Chaque fois qu’elle l’a invité, il s’est excusé d’être retenu par le service.
Elle insiste trois, quatre, cinq fois, car elle tient non seulement à essayer
de le séduire, mais encore à obtenir un poste à Paris pour le colonel de
Saint-Priest.
Sa
patience et sa persévérance sont enfin récompensées, le général viendra dîner
mardi. La comtesse, qui n’ose pas, pour le premier soir, le recevoir en
tête-à-tête, invite un vieil oncle décoratif et trouve assez piquant de prier
son amie Marguerite de Bonnemains de venir s’asseoir à la gauche de son pire
ennemi. La vicomtesse a vingt-huit ans, elle est grande, majestueuse, sa gorge
et ses épaules sont parfaites, son visage est régulier et ses cheveux blonds,
relevés à la vierge lui donnent le caractère distingué et noble auquel elle
tient par-dessus tout. Marie Quinton, la propriétaire de l’hôtel des
Marronniers à Royat, qui reçut Marguerite et son amant, a tracé un portrait
admiratif de sa locataire : Son corsage, très décolleté, laissait à nu son cou,
ses épaules, ses bras. Des diamants resplendissaient de toutes parts, une
aigrette scintillait dans sa chevelure blonde d’or. Elle était féerique à voir…

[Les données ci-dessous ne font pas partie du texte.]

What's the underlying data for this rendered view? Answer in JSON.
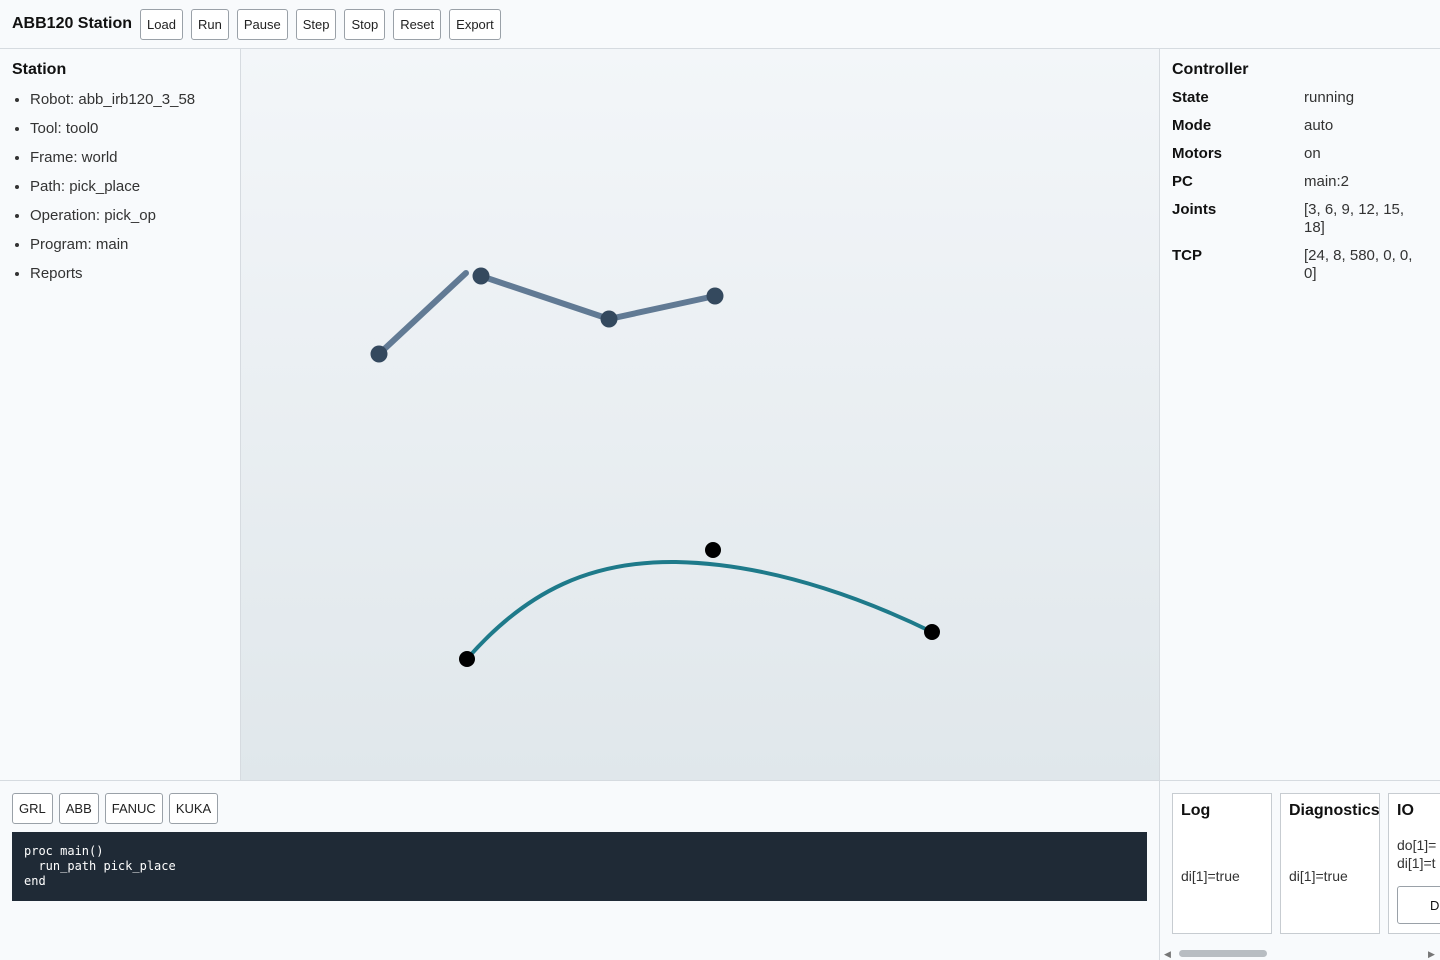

Elle était empreinte d’une immense distinction, et je me suis sentie en
présence d’une grande, d’une très grande dame.
C’est
exactement ce que pensa Georges Boulanger la première fois qu’il la rencontra
chez la comtesse de Saint-Priest. Comme elle était encore en deuil de son beau
-père, le général de Bonnemains, elle portait une robe de velours noir à longue
traîne, décorée de paillette de jais. L’oncle de la maîtresse de maison,
amateur de calembours, dira que c’était une robe garnie de « boules de jais ».

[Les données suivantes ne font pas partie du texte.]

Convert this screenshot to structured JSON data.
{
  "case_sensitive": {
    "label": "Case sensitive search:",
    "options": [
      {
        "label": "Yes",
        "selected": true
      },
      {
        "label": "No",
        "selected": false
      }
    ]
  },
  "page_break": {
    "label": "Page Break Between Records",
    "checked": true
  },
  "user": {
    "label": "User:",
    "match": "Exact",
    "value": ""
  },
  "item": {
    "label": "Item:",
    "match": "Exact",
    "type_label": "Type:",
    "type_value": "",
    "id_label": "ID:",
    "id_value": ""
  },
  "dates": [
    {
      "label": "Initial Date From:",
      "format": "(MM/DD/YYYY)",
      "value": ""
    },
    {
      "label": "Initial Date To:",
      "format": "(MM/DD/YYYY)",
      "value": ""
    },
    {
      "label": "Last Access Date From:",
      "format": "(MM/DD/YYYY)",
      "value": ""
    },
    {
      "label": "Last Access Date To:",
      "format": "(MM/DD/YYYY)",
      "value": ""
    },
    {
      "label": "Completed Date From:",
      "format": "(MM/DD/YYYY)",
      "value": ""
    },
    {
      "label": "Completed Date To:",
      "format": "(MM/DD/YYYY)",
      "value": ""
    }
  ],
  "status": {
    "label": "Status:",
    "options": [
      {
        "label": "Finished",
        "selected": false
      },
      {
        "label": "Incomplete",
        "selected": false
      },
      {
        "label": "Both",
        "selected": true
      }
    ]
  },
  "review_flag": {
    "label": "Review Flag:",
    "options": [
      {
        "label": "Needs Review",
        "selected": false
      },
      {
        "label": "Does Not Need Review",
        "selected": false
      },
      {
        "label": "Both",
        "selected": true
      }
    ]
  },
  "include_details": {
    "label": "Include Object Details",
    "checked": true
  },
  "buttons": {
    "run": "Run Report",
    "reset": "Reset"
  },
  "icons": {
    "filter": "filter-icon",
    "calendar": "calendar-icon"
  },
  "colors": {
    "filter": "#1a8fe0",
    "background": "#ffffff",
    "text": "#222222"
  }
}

Marguerite, ayant remarqué l’impression qu’elle avait produite sur l’invité de
son amie, s’amusa, par malice, à le séduire. Elle se montra coquette,
provocante et réussit fort bien ; malgré ses efforts, la comtesse de
Saint-Priest n’attira pas un seul instant, au cours du repas, l’attention du
beau garçon. Elle était si fâchée que, passant au salon, elle griffa sa rivale
au bras en lui murmurant : « C’est indigne ! Tu t’es offerte, devant moi, à ce
militaire que tu prétendais détester. »
Bismarck,
en laissant prévoir une entente franco-allemande, précipite les événements. Le
gouvernement français accepte de se séparer de Boulanger, mais, ne pouvant
chasser un homme aussi populaire, il fait tomber tout le Ministère. La crise
dure quinze jours, la France réclamant Boulanger dont le gouvernement ne veut
sous aucun prétexte. Sans Marguerite de Bonnemains, il aurait lutté, il aurait
fait appel aux amitiés multiples dont il est entouré ; son amour lui fait
souhaiter seulement un repos propice aux galants tête-à-tête. A Paris,
Marguerite enveloppe ses amours de tant de mystère que l’amant espère ardemment
un séjour à la campagne, où seuls, tous les deux, ils oublieraient le monde.
Boulanger
n’est plus ministre, mais il ne peut aimer en paix. Dans les rues, les
manifestants se battent pour lui, on chante des refrains de plus en plus
séditieux. Sur le chemin du bois de Boulogne, lorsqu’il va galoper le matin,
des milliers de Parisiens crient « Vive Boulanger ! » Le général
demeure dangereux. Pour éloigner de la capitale, à l’approche du 14 juillet, ce
militaire encombrant, le gouvernement l’appelle au commandement du 13e
corps d’armée, à Clermont-Ferrand. Un mot d’ordre circule dans la ville en
fièvre : « Pas d’exil pour Boulanger ! » Le 8 juillet,
la gare de Lyon est prise d’assaut par une foule en délire, les quais sont
envahis, la locomotive est constellée d’images du « brav’ général ».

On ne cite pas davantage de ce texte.